Shanghai University of Finance and Economics
Simai He received his Ph.D. in operations research from Department of System Engineering and Engineering Management, City University of Hong Kong. He is a professor in Department of Management Science, Shanghai University of Finance and Economics, and also serves as Chief Scientist of Cardinal Operations. His research focuses on optimization theory, operations research and supply chain management. He has received the young scholar award of the operations research society of China, and the finalist ward in the 2021 INFORMS Franz Edelman competition.
Huawei Technologies Co., Ltd.
Jing Liang is currently Technical Expert with Huawei Technologies Co., leading the forward-looking research and system design of intelligent communication in 5G/5G-Advanced system. Her research interests include intelligent communications, statistical signal processing, distributed algorithms, wireless system design and high performance computing. She received her Ph.D. degree in Electrical and Computer Engineering in 2002 from University of California, Davis, USA. She has twenty years’ rich experience in wireless communication and semiconductor industry, serving as system architect and algorithm expert in Silicon Labs, ST-Ericsson, UNISOC and Huawei.

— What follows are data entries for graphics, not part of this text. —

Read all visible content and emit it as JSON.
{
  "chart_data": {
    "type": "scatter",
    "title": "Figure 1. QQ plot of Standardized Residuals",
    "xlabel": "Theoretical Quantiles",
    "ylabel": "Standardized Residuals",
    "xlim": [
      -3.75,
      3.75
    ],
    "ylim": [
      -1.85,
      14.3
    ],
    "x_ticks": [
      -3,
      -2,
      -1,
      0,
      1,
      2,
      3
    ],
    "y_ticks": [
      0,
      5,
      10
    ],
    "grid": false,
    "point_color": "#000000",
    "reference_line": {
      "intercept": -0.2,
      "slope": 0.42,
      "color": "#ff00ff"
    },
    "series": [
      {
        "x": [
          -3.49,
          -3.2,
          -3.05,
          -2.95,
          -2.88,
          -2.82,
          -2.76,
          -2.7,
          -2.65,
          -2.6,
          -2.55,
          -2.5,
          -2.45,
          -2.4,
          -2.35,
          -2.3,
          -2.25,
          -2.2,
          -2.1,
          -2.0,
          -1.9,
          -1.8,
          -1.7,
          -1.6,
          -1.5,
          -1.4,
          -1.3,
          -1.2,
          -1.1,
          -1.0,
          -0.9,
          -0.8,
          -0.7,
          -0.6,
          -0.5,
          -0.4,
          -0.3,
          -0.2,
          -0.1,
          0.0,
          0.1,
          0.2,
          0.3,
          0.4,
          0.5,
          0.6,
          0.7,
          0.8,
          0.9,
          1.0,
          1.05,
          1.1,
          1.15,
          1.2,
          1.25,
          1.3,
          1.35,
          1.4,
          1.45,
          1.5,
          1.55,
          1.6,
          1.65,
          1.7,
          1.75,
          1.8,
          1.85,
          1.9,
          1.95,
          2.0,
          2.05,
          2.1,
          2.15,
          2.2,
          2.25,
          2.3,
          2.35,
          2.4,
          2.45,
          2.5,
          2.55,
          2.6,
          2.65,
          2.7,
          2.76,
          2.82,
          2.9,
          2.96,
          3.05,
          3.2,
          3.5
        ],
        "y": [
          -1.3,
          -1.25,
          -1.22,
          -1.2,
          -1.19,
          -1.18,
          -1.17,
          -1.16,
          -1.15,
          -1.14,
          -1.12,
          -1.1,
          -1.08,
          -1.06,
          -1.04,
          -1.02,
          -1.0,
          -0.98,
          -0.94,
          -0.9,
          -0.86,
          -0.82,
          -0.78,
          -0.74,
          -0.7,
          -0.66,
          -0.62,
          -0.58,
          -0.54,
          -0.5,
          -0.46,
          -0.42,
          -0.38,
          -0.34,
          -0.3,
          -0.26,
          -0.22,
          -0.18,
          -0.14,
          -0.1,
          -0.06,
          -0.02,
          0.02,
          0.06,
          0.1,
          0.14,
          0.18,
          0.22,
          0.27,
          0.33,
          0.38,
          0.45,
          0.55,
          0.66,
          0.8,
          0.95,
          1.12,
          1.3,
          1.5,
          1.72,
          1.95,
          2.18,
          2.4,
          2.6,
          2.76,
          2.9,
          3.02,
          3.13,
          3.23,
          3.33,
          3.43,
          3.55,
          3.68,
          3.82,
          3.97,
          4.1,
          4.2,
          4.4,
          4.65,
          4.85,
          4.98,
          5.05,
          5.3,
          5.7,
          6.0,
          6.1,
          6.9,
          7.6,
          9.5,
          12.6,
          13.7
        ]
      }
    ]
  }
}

Technical University of Berlin
Giuseppe Caire was born in Torino in 1965. He received the B.Sc. in Electrical Engineering from Politecnico di Torino in 1990, the M.Sc. in Electrical Engineering from Princeton University in 1992, and the Ph.D. from Politecnico di Torino in 1994.He has been a Professor with the Department of Mobile Communications at the Eurecom Institute, Sophia-Antipolis, France, a Professor of Electrical Engineering with the Viterbi School of Engineering, University of Southern California, Los Angeles, and he is currently an Alexander von Humboldt Professor with the Faculty of Electrical Engineering and Computer Science at the Technical University of Berlin, Germany.
He received the Jack Neubauer Best System Paper Award from the IEEE Vehicular Technology Society in 2003, the IEEE Communications Society and Information Theory Society Joint Paper Award in 2004 and in 2011, the Okawa Research Award in 2006, the Alexander von Humboldt Professorship in 2014, the Vodafone Innovation Prize in 2015, an ERC Advanced Grant in 2018, the Leonard G. Abraham Prize for best IEEE JSAC paper in 2019, the IEEE Communications Society Edwin Howard Armstrong Achievement Award in 2020, and he is a recipient of the 2021 Leibinz Prize of the German National Science Foundation (DFG). Giuseppe Caire is a Fellow of IEEE since 2005. He has served in the Board of Governors of the IEEE Information Theory Society from 2004 to 2007, and as officer from 2008 to 2013. He was President of the IEEE Information Theory Society in 2011. His main research interests are in the field of communications theory, information theory, channel and source coding with particular focus on wireless communications.